Jade, our 11 year old, is starting Bachillerato today. In Colombia, there is only Primaria (primary school up to 6 grade) and Bachillerato (grades 6 to 11) or high school. My 11 year old is starting high school!!!! How did that happen? She was very nervous even though she is in the same school with pretty much the same kids. They will be mixing up the kids between the two classrooms, however, so we are keeping our fingers crossed that she is in the same class with her two best friends.
Siena, our 8 year old, is enjoying the last few days of this very long school break and will be starting school next week. She loves her school and is very excited about starting. I am a little worried because while her school is big on heart, it is low on funding. Her new teacher is 24 years old and has previously worked as a gym teacher. She is very mature for her age and very enthusiastic about Waldorf education, but it’s hard for me not to worry that Siena will get what she needs in third grade. As is, her class seems to be about a year behind her Waldorf counterparts in the US. I have found several tutors, however, one American to work on her English and another who is a Colombian Waldorf teacher to help her advance in other subjects. I am hopeful that this will be enough to get her to grade level.
Saige, our 3 year old, is thriving. She is all smiles and happiness (and willfulness!) and looking forward to starting her Waldorf preschool next week. She is super cute and super fun! She is also teaching me Spanish since she speaks like a native born Colombiana, complete with a Rollo (what people from Bogota are called here) accent.

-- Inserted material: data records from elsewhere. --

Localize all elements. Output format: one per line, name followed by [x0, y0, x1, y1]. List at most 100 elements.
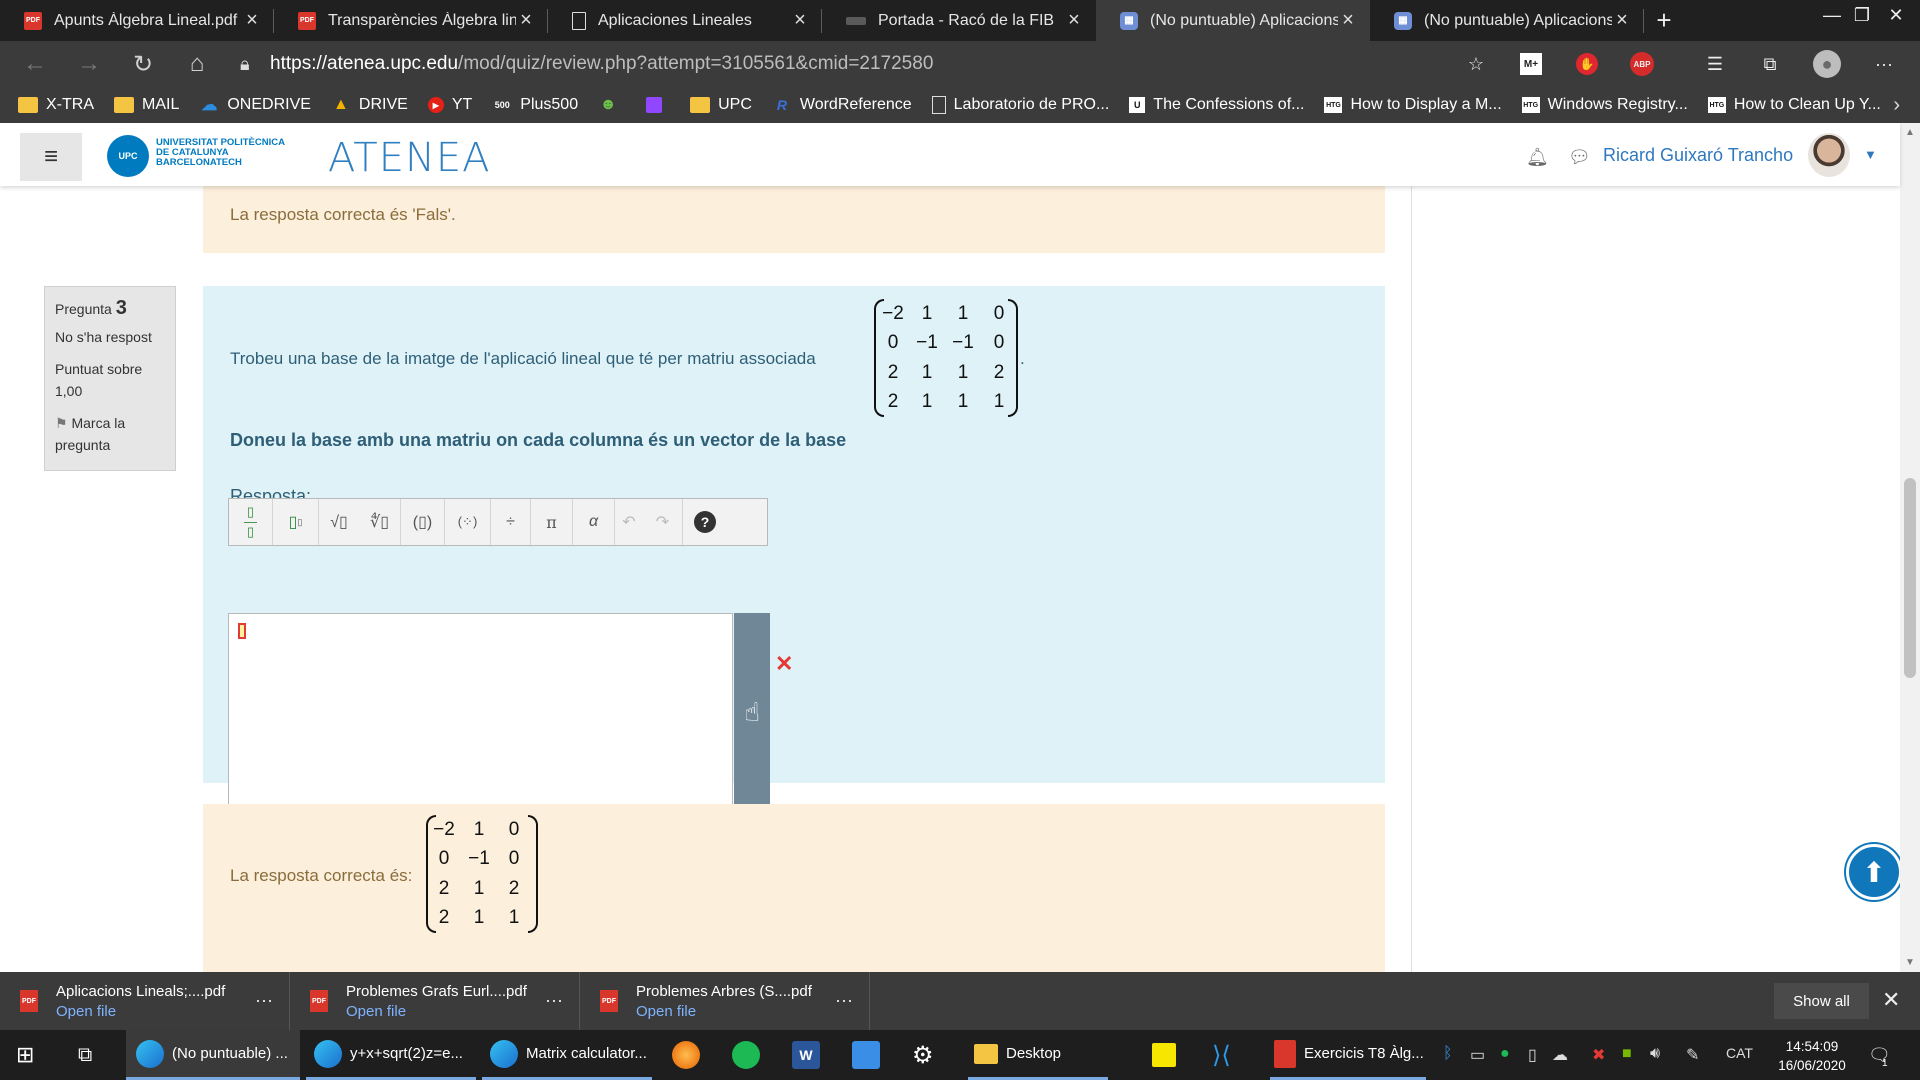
tab-apunts[interactable]: PDF Apunts Àlgebra Lineal.pdf ×	[0, 0, 274, 41]
vscode-icon[interactable]: ⟩⟨	[1212, 1030, 1231, 1080]
close-icon[interactable]: ×	[1338, 9, 1358, 32]
windows-start-icon[interactable]: ⊞	[16, 1030, 34, 1080]
bookmark-drive[interactable]: ▲ DRIVE	[331, 96, 408, 114]
divide-button[interactable]: ÷	[491, 499, 531, 545]
download-item[interactable]: PDF Problemes Arbres (S....pdf Open file …	[580, 972, 870, 1030]
taskbar-item-pdf[interactable]: Exercicis T8 Àlg...	[1270, 1030, 1426, 1080]
back-icon[interactable]: ←	[8, 41, 62, 87]
window-close-icon[interactable]: ✕	[1866, 0, 1920, 30]
bookmark-upc[interactable]: UPC	[690, 96, 752, 114]
pi-button[interactable]: π	[531, 499, 573, 545]
nth-root-button[interactable]: ∜▯	[359, 499, 401, 545]
scroll-down-arrow-icon[interactable]: ▼	[1900, 957, 1920, 968]
taskbar-item-edge-quiz[interactable]: (No puntuable) ...	[126, 1030, 300, 1080]
taskbar-item-sticky-notes[interactable]	[1152, 1030, 1184, 1080]
pen-icon[interactable]: ✎	[1686, 1045, 1699, 1065]
greek-alpha-button[interactable]: α	[573, 499, 615, 545]
new-tab-button[interactable]: +	[1644, 0, 1684, 41]
spotify-tray-icon[interactable]: ●	[1500, 1045, 1510, 1063]
user-name[interactable]: Ricard Guixaró Trancho	[1603, 145, 1793, 166]
bookmark-onedrive[interactable]: ☁ ONEDRIVE	[199, 96, 311, 114]
superscript-button[interactable]: ▯ ▯	[273, 499, 319, 545]
hamburger-menu-button[interactable]: ≡	[20, 133, 82, 181]
chevron-down-icon[interactable]: ▼	[1864, 147, 1877, 162]
adblock-icon[interactable]: ✋	[1576, 53, 1598, 75]
bookmark-plus500[interactable]: 500 Plus500	[492, 96, 578, 114]
redo-icon[interactable]: ↷	[643, 499, 683, 545]
download-item[interactable]: PDF Aplicacions Lineals;....pdf Open file…	[0, 972, 290, 1030]
collections-icon[interactable]: ⧉	[1756, 50, 1784, 78]
bookmark-confessions[interactable]: U The Confessions of...	[1129, 96, 1304, 114]
task-view-icon[interactable]: ⧉	[78, 1030, 92, 1080]
vertical-scrollbar[interactable]: ▲ ▼	[1900, 123, 1920, 972]
more-menu-icon[interactable]: ···	[1870, 50, 1898, 78]
fraction-button[interactable]: ▯ — ▯	[229, 499, 273, 545]
bookmark-htg-2[interactable]: HTG Windows Registry...	[1521, 96, 1688, 114]
parentheses-button[interactable]: (▯)	[401, 499, 445, 545]
bookmark-xtra[interactable]: X-TRA	[18, 96, 94, 114]
forward-icon[interactable]: →	[62, 41, 116, 87]
taskbar-item-word[interactable]: W	[792, 1030, 828, 1080]
open-file-link[interactable]: Open file	[346, 1003, 527, 1020]
onedrive-tray-icon[interactable]: ☁	[1552, 1045, 1568, 1065]
upc-logo[interactable]: UPC	[107, 135, 149, 177]
bookmark-yt[interactable]: ▶ YT	[427, 96, 472, 114]
scrollbar-thumb[interactable]	[1904, 478, 1916, 678]
more-icon[interactable]: ···	[545, 990, 563, 1011]
sqrt-button[interactable]: √▯	[319, 499, 359, 545]
taskbar-item-edge-3[interactable]: Matrix calculator...	[482, 1030, 652, 1080]
antivirus-icon[interactable]: ✖	[1592, 1045, 1605, 1065]
bookmark-alien[interactable]: ☻	[598, 96, 626, 113]
address-bar[interactable]: 🔒︎ https://atenea.upc.edu/mod/quiz/revie…	[240, 46, 1475, 82]
reading-list-icon[interactable]: ☰	[1701, 50, 1729, 78]
refresh-icon[interactable]: ↻	[116, 41, 170, 87]
more-icon[interactable]: ···	[255, 990, 273, 1011]
taskbar-item-desktop[interactable]: Desktop	[968, 1030, 1108, 1080]
open-file-link[interactable]: Open file	[56, 1003, 225, 1020]
settings-gear-icon[interactable]: ⚙	[912, 1030, 934, 1080]
handwriting-toggle-button[interactable]: ☝︎	[734, 613, 770, 811]
atenea-logo[interactable]: ATENEA	[328, 135, 491, 181]
bookmark-mail[interactable]: MAIL	[114, 96, 179, 114]
more-icon[interactable]: ···	[835, 990, 853, 1011]
show-all-button[interactable]: Show all	[1774, 983, 1869, 1019]
volume-icon[interactable]: 🔊︎	[1650, 1045, 1660, 1063]
tab-aplicaciones[interactable]: Aplicaciones Lineales ×	[548, 0, 822, 41]
home-icon[interactable]: ⌂	[170, 41, 224, 87]
avatar[interactable]	[1808, 133, 1850, 177]
abp-icon[interactable]: ABP	[1630, 52, 1654, 76]
chat-icon[interactable]: 💬︎	[1568, 147, 1591, 168]
close-icon[interactable]: ×	[1612, 9, 1632, 32]
download-item[interactable]: PDF Problemes Grafs Eurl....pdf Open file…	[290, 972, 580, 1030]
bookmark-wordreference[interactable]: R WordReference	[772, 96, 912, 114]
scroll-to-top-button[interactable]: ⬆	[1846, 844, 1900, 900]
bell-icon[interactable]: 🔔︎	[1526, 147, 1549, 168]
close-icon[interactable]: ×	[790, 9, 810, 32]
bookmark-htg-1[interactable]: HTG How to Display a M...	[1324, 96, 1502, 114]
scroll-up-arrow-icon[interactable]: ▲	[1900, 127, 1920, 138]
open-file-link[interactable]: Open file	[636, 1003, 812, 1020]
usb-icon[interactable]: ▯	[1528, 1045, 1537, 1065]
bookmark-htg-3[interactable]: HTG How to Clean Up Y...	[1707, 96, 1881, 114]
language-indicator[interactable]: CAT	[1726, 1045, 1753, 1061]
close-icon[interactable]: ✕	[1882, 987, 1900, 1013]
matrix-button[interactable]: (⁘)	[445, 499, 491, 545]
taskbar-item-spotify[interactable]	[732, 1030, 768, 1080]
undo-icon[interactable]: ↶	[615, 499, 643, 545]
close-icon[interactable]: ×	[516, 9, 536, 32]
chevron-right-icon[interactable]: ›	[1893, 94, 1900, 117]
help-icon[interactable]: ?	[683, 499, 727, 545]
bluetooth-icon[interactable]: ᛒ	[1443, 1045, 1453, 1063]
taskbar-item-edge-2[interactable]: y+x+sqrt(2)z=e...	[306, 1030, 476, 1080]
network-icon[interactable]: ▭	[1470, 1045, 1485, 1065]
tab-quiz[interactable]: ▦ (No puntuable) Aplicacions l ×	[1370, 0, 1644, 41]
taskbar-item-contacts[interactable]	[852, 1030, 888, 1080]
tab-transparencies[interactable]: PDF Transparències Àlgebra lineal ×	[274, 0, 548, 41]
nvidia-icon[interactable]: ■	[1622, 1045, 1632, 1063]
bookmark-twitch[interactable]	[646, 97, 670, 113]
profile-icon[interactable]: ●	[1813, 50, 1841, 78]
flag-question-link[interactable]: ⚑ Marca la pregunta	[55, 412, 165, 456]
mendeley-icon[interactable]: M+	[1520, 53, 1542, 75]
bookmark-laboratorio[interactable]: Laboratorio de PRO...	[931, 96, 1109, 114]
clock[interactable]: 14:54:09 16/06/2020	[1772, 1037, 1852, 1075]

My husband, Esteban, is doing great! He is passionate about his work and truly enjoys it. In his spare time, he loves to hang out with the family and watch sports. Life is good!
As for me, I am doing great and quite honestly feeling unsettled as we have yet to settle into a school time routine. I am still sorting out everybody’s schedules. They will be in three different schools and participating in various afterschool activities (singing, piano, music theory, swimming and ceramics for Jade and horseback riding, guitar and ceramics for Siena) so our schedule is abit like a jigsaw puzzle. Somehow it always come together though.
I am also coaching, continuing to interview people who are making life changes to follow their passion and purpose in life for the book I am writing, and using my “sabbatical” from domestic responsibilities to exercise and meditate (daily for the past 8 months!). I will also be starting ceramics and guitar lessons, a lifelong dream, next week.
Speaking of my “sabbatical” from domestic responsibilities, we have hired a new live-in housekeeper. I write about this not to make you all jealous but because this continues to be a challenge for me in navigating developing country living. Don’t get me wrong. I am oh-so-grateful for the help and feel infinitely blessed. I also have such a hard time opening my home and my heart to a stranger, especially since this is our third housekeeper in two and a half years. It’s hard to get close to somebody and then have to fire them because they steal from you (housekeeper #1) or encourage them to go back to their kids (housekeeper #2). I find myself embarrassed by how hard this woman is working to make me happy but also know that I need to be very polite yet somewhat “boss like” so she respects me. It’s kind of hard for a gringa who just wants everybody to be friends and get along.